Wednesday, February 23, 2005

Happy is as happy does


JoEllen Collins

A few weeks ago a parent at my school approached me and said, "I hear you are really happy!" I was pleased that she had paid attention to the good news about my life and that she cared. So we chatted a bit longer, and I enjoyed sharing the most recent chapter of my soap-opera saga existence.

After she left, it hit me, though. "I hear you are really happy" struck me as something most people would usually say about me. I deeply believe "happiness," that overused word, is a product of luck (such as being adopted into a loving family in this country), inherited abilities, effort, and a deep set of convictions about oneself and of the love and beauty available to us. I have written before about being a cockeyed optimist, a Pollyanna, of my rather naive belief in fairy tales, and of my conviction that around the corner must be some good surprise. Rose-colored glasses fit me well, even as my bifocal prescriptions get stronger and stronger.

Of course this perception of myself might overlook my sadness at tragedies like the tsunami. It may also forget times when I have experienced such grief that I didn't want to wake up, did wake up with the sudden perception of the loss hitting me in the middle of the night, felt horrible despair and wallowed in tears and calling friends. Agatha Christie said it best: "I like living. I have sometimes been wildly, despairingly, acutely miserable, racked with sorrow, but through it all I still know quite certainly that just to be alive is a good thing."

Like Christie, in the midst of the inevitable and natural times of sadness I have somehow maintained with a stubbornness that amazes even me the capacity to look forward to the end of the "bad." Perhaps it was the cliches my parents ingrained in me: my mother always reminded me that "things would be better in the morning" (they weren't always, but then I would think about the NEXT morning.) She also said that 10 years from the particular moment it would be forgotten. My father kept talking about "light at the end of the tunnel," even when, as he neared death, my brother didn't visit him at all. His last words to me were full of the firm belief that he would see my mom again after death. As a confirmed optimist, I should agree with his commitment to his faith; I'm not sure I do.

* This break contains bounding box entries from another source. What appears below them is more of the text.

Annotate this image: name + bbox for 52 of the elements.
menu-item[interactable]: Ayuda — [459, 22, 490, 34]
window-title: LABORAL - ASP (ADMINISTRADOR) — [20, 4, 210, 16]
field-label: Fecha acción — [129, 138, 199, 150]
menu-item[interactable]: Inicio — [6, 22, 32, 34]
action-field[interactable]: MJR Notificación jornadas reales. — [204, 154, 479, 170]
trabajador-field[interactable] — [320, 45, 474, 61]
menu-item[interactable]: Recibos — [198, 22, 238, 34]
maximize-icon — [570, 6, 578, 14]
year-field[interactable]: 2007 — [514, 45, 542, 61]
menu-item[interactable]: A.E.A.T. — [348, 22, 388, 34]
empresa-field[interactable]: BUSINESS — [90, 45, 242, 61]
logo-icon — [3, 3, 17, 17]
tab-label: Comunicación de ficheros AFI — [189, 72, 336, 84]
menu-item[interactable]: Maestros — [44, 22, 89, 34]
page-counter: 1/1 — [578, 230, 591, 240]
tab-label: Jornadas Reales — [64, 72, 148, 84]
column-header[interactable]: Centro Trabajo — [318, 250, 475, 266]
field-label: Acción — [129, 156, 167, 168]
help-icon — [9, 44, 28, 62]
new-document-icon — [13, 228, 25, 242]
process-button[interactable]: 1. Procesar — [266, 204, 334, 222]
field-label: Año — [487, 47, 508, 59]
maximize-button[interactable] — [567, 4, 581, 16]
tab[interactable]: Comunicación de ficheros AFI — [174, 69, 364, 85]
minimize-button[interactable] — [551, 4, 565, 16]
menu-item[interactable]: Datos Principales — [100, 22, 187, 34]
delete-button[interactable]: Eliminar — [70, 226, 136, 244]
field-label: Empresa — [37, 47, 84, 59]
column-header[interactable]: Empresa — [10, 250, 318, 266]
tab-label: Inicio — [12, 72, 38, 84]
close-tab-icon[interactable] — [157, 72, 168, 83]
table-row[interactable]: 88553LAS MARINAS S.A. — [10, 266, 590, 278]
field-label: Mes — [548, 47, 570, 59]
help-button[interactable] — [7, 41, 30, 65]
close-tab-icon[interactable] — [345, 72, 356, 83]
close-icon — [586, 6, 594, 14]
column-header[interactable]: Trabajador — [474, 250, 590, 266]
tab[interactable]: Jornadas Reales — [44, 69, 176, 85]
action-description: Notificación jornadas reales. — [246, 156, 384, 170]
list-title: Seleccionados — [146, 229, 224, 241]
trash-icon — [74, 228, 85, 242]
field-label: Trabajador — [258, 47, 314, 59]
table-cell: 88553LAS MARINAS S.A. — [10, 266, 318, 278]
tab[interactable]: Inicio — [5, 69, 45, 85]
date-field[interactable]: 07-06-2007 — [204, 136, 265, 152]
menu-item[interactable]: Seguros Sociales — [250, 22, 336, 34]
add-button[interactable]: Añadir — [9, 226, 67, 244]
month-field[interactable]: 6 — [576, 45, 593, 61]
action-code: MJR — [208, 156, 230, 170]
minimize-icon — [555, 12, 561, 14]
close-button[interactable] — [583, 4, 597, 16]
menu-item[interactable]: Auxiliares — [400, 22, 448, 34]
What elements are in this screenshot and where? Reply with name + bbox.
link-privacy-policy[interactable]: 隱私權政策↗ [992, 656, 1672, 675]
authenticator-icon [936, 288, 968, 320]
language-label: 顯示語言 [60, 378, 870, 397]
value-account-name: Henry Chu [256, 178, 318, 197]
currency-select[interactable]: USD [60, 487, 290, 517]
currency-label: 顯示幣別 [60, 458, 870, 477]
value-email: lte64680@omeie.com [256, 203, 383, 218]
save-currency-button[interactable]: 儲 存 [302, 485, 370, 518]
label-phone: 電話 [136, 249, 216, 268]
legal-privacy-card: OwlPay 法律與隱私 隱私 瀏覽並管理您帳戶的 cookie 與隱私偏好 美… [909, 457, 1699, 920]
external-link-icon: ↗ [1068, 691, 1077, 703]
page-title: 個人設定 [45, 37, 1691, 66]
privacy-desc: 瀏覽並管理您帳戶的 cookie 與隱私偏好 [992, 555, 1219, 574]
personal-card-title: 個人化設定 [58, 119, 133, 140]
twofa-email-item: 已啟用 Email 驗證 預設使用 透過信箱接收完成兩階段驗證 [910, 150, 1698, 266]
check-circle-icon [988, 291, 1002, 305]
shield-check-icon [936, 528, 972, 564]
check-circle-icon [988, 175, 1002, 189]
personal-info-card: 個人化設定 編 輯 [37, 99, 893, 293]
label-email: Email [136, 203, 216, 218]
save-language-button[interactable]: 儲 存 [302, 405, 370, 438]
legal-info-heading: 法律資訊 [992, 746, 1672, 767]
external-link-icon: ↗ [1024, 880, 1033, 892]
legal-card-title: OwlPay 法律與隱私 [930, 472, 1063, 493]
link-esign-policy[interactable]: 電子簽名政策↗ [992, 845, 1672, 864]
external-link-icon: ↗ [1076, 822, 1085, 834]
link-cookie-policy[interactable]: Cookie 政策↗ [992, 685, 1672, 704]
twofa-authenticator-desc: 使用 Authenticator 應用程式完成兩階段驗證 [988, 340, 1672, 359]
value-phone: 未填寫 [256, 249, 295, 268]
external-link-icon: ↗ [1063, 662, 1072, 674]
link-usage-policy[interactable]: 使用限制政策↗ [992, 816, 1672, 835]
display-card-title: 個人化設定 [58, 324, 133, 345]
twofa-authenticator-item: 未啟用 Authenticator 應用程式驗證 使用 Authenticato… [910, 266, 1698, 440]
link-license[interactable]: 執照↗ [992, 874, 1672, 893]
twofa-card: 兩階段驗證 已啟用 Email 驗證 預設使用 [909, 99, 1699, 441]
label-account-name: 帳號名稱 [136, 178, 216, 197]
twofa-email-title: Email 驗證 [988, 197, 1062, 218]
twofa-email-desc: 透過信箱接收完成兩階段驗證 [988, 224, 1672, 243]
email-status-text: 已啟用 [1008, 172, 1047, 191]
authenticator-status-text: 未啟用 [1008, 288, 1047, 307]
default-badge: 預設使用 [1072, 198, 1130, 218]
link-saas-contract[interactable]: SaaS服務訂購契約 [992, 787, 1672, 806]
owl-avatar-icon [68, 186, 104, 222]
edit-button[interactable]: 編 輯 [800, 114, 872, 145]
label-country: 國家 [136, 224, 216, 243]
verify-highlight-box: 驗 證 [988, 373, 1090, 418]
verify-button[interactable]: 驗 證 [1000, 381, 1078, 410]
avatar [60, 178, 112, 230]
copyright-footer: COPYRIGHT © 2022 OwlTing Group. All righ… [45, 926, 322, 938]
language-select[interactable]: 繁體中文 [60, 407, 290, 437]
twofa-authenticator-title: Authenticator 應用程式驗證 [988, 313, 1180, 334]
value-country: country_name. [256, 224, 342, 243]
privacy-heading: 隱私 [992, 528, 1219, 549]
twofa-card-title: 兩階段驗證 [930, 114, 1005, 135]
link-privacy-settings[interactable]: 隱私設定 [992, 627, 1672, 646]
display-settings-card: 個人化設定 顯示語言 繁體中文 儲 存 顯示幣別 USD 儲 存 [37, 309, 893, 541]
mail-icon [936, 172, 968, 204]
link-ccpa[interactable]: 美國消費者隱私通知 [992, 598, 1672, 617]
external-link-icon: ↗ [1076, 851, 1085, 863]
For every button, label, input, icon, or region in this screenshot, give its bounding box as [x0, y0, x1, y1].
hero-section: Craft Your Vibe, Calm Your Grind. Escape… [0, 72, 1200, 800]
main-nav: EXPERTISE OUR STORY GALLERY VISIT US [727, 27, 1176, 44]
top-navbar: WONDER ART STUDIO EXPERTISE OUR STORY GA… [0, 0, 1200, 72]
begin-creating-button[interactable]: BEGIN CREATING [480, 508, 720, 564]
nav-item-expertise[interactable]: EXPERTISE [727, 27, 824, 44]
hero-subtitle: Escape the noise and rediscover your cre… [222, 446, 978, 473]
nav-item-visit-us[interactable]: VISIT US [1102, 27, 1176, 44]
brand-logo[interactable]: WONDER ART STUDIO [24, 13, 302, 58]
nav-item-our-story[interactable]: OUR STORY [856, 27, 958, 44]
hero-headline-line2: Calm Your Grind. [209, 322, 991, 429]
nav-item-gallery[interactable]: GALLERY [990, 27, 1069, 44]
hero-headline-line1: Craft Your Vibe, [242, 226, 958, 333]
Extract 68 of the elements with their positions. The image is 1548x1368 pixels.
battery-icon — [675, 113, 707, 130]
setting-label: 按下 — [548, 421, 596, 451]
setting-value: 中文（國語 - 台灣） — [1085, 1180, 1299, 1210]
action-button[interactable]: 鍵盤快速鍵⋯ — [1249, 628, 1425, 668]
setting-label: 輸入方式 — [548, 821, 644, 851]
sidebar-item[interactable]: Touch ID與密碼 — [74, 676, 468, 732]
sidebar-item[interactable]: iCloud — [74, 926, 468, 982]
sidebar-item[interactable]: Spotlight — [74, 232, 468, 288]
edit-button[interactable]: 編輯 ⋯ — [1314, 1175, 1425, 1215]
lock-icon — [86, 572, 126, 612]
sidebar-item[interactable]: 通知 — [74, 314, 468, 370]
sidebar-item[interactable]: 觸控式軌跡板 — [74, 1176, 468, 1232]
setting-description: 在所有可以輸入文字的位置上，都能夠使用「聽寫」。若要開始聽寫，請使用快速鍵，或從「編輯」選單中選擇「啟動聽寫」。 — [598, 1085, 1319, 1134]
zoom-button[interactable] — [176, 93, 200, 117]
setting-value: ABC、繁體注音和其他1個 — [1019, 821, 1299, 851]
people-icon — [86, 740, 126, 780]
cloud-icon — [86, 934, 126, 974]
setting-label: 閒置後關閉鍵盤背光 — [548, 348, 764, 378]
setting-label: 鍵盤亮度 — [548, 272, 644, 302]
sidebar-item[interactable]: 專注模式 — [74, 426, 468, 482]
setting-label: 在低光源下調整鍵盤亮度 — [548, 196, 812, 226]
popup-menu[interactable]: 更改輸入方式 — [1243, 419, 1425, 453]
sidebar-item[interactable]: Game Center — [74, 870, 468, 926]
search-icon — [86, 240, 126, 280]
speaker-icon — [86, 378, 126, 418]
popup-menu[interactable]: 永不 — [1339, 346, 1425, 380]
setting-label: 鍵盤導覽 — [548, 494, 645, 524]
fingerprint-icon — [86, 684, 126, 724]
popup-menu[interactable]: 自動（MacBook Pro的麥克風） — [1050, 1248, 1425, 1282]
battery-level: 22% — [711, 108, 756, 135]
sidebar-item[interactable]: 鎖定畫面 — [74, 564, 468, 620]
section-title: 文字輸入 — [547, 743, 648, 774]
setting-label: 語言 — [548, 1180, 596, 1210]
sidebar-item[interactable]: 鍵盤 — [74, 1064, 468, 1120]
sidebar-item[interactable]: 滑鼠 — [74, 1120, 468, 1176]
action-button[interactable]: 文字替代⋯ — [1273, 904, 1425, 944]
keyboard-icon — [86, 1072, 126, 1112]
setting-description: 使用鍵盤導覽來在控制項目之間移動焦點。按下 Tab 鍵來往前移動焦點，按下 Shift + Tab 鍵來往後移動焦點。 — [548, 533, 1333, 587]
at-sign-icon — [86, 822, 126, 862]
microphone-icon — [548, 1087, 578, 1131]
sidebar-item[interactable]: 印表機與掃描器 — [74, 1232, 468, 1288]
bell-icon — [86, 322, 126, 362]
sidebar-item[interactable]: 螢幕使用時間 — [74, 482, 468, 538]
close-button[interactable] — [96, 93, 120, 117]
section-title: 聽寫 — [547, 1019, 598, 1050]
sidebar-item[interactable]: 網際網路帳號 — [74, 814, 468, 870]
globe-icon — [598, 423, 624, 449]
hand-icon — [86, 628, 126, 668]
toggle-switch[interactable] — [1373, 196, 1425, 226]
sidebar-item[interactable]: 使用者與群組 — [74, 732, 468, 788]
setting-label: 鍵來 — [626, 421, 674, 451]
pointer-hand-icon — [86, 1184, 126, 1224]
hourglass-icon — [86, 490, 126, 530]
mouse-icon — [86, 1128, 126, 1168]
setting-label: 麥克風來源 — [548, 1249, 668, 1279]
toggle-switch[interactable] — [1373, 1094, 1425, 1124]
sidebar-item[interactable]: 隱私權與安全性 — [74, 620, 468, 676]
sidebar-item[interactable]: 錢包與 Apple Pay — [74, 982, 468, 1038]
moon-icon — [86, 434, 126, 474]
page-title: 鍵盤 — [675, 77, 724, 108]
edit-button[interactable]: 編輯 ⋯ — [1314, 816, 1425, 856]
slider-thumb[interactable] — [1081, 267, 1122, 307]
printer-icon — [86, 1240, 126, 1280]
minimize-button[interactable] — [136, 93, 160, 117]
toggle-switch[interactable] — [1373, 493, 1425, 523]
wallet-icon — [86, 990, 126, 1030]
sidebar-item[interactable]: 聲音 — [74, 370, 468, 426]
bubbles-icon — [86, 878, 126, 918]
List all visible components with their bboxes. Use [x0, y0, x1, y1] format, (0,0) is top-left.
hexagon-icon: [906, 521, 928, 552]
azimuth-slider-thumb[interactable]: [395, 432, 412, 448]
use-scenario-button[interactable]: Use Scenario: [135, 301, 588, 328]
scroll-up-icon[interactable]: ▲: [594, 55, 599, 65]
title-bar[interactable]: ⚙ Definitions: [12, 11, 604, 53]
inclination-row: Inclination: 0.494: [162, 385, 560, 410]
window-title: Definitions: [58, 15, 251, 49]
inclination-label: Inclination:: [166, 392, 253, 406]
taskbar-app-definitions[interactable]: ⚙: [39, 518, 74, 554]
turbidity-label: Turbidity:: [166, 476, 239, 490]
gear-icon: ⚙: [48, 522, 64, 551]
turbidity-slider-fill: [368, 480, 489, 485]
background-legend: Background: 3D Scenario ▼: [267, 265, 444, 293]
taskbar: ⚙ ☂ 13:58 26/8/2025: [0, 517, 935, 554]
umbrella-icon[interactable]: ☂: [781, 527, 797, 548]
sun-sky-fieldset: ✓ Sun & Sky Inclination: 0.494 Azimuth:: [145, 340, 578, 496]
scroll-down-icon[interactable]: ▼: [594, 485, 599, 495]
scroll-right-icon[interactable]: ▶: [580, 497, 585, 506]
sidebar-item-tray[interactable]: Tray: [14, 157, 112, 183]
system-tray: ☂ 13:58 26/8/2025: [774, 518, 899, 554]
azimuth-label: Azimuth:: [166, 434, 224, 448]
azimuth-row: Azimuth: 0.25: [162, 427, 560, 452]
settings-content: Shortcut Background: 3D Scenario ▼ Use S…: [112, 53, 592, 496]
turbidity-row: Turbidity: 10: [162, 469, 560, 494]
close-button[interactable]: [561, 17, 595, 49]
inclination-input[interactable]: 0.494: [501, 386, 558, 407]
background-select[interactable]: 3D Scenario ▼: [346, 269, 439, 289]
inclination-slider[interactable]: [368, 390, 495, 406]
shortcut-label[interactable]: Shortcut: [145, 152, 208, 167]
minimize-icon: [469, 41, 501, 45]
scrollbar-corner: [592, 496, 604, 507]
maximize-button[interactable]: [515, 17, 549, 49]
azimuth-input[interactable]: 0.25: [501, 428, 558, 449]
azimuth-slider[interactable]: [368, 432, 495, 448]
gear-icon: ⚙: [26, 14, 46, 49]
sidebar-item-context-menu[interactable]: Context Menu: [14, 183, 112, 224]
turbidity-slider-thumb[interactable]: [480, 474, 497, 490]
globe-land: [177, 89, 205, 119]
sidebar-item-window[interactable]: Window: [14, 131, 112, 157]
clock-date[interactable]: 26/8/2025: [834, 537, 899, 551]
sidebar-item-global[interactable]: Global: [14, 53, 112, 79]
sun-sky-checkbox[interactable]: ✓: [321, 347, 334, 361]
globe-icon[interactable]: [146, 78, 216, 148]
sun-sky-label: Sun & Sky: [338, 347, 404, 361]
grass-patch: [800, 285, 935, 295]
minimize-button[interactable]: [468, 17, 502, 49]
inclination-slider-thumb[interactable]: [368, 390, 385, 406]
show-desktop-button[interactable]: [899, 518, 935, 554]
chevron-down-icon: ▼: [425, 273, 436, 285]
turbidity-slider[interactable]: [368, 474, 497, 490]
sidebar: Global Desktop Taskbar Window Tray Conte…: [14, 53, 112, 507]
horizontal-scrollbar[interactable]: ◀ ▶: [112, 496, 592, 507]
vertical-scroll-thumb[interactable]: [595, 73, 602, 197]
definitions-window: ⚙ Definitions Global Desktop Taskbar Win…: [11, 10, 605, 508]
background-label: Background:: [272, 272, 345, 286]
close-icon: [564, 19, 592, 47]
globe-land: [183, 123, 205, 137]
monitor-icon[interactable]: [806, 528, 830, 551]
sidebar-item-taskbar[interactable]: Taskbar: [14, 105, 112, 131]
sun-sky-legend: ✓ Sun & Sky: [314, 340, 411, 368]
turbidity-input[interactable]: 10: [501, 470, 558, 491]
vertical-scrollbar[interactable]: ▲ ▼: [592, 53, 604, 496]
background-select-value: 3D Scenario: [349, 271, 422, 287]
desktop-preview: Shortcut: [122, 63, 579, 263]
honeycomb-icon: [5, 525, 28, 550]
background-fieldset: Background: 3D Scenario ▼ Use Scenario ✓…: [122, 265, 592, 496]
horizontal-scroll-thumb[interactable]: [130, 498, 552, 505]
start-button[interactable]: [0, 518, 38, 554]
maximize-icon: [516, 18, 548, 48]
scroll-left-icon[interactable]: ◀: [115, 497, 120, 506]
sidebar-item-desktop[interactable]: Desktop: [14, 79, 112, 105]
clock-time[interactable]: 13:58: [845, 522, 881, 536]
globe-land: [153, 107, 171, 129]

I am enough of a realist to take my latest upswing with a grain of salt. Nonetheless, now I feel I actually deserve what I am experiencing. I have paid for it with hard work, faith, good friends and a dedication to those I love, my work, and my abilities. I'm even O.K. about writing three novels, a collection of poetry and more without finding a publisher. The process itself has been richly rewarded through the self-examination it requires and by the legacy that my scribblings will leave for my daughters. They will see what life was like for an average woman of the 20th Century and, perhaps, understand why I never give up hope.

I might as well share some of my good news with you, as my columns have always revealed too much about me, anyway! I "retired" January 26 and (here's the romantic part) headed two days later for Switzerland for a couple of months with a grand former love of mine who came back into my life a year ago. We hadn't seen each other for more years than you could imagine, but reconnected as though we were our younger selves. Whatever happens in that relationship, it has confirmed my belief in the possibilities for "happiness" even after acute disappointments. Marguerite de Valois, who lived over three centuries ago, sums it up for me: "Tears may be dried up, but the heart -never."

I will always return to my beloved home and the rewards of the life I have built in this Valley. I can indulge in time to work on my fabric art, write, and even engage in some part-time work when I am here. With the freedom to travel more, the wheels on my feet will be well-oiled.

So farewell for now, for just a little while. I will send a column from somewhere in the Alps and remind you all that I haven't shut up yet. May the year provide you all with the joy I feel this moment!